Painting is more than just a hobby for Barry Morris and that shows when looking at his work.

Painting is more than just a hobby for Barry Morris and that shows when looking at his work.

Art and the great outdoors of the Fraser Valley

It’s obvious when looking at Morris’ work that his move to the Fraser Valley has inspired his art.

Vanessa Broadbent

The Observer

Painting is more than just a hobby for Barry Morris and that shows when looking at his work.

The intricate pieces that feature the Fraser Valley and the Greater Vancouver area capture the essence of The Lower Mainland, but in a way that only a true British Columbian would be able to.

Having grown up in Vancouver, Morris is a graduate of the Vancouver School of Art, now known as Emily Carr University of Art and Design, where he studied painting and graphic art.

Before moving to Chilliwack, Morris spent his time working in advertising, graphic design and fire investigation.

It’s obvious when looking at Morris’ work that the move to the Fraser Valley has inspired his art.
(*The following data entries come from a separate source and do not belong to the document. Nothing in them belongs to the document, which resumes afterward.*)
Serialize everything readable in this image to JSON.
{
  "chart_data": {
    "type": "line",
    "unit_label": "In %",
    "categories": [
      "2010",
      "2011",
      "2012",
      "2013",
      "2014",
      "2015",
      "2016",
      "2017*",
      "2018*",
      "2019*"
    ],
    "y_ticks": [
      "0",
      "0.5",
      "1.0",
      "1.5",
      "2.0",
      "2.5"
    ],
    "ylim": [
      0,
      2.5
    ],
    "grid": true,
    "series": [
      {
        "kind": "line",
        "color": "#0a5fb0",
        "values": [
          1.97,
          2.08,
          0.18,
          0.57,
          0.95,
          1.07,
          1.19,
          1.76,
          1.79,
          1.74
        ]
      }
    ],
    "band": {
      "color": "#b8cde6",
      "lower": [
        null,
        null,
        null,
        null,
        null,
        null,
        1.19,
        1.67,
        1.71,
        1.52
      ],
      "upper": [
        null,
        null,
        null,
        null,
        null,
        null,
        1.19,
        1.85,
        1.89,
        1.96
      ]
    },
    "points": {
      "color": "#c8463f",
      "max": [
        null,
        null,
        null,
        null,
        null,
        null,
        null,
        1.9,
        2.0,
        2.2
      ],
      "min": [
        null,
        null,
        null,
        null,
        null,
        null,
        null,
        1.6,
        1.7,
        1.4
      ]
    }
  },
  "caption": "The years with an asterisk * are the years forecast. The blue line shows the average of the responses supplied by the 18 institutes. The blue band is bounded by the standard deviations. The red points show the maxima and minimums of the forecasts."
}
While much of his work portrays nature, he also paints horses and farm life.

“I basically love the outdoors,” he said. “Out in Chilliwack, it’s a different environment because you’re out in the farm country. You get the cornfields and the wheat fields so you have more of a spacious look about the work that I’ve done.”

Relocating to Chilliwack also inspired him to paint several of the large, old barns in the area.

“Whenever I paint a barn, within a month it’s gone; it’s sort of like capturing them before they go under,” he said. “It’s kind of mixed emotions about it because when I do it, I know it’s not long for this world.”

While Morris finds that watercolours work well for his work, he noted that they’re not always that easiest to paint with.

“It’s not as forgiving as acrylic,” he explained. “If you don’t like that colour, you can paint over it and you start from dark to light, whereas watercolour you start from light and you work to dark. It’s a reverse and you add the darkness to create the depth and the feeling.”

Most of Morris’ work is done from his studio in his home, but he’s no stranger to painting on the scene.

“The temperature and the amount of water or rain in the air, it affects the paper and how you handle it,” he explained.

“When you’re putting your colours on, it’s a total different experience than on a dry day. Everything adds to the flavour of watercolour and that’s one of the difficulties, but it’s also one of the things that give it a nice character.”

Morris’ work is technical, but without diminishing the beauty of the Fraser Valley.

“As you go through life, you artist picks those [techniques] up and it’s in the back of your mind,” he said. “Same with the elements of design, how you place everything. You get to know what works and what doesn’t work.”

While Morris enjoys painting, he explains that it’s more than just that.

“It’s recording something,” he said. “When you’re painting you’re more aware of what you see and you’re always looking at how the light affects everything. You’re more aware of things that are beautiful.”

Morris, as well as several other local artists, will be displaying their work at the Harrison Art Show. The show is on May 21 and 22 from 10:00 a.m. to 5:00 p.m. at the Harrison Memorial Hall in Harrison Hot Springs.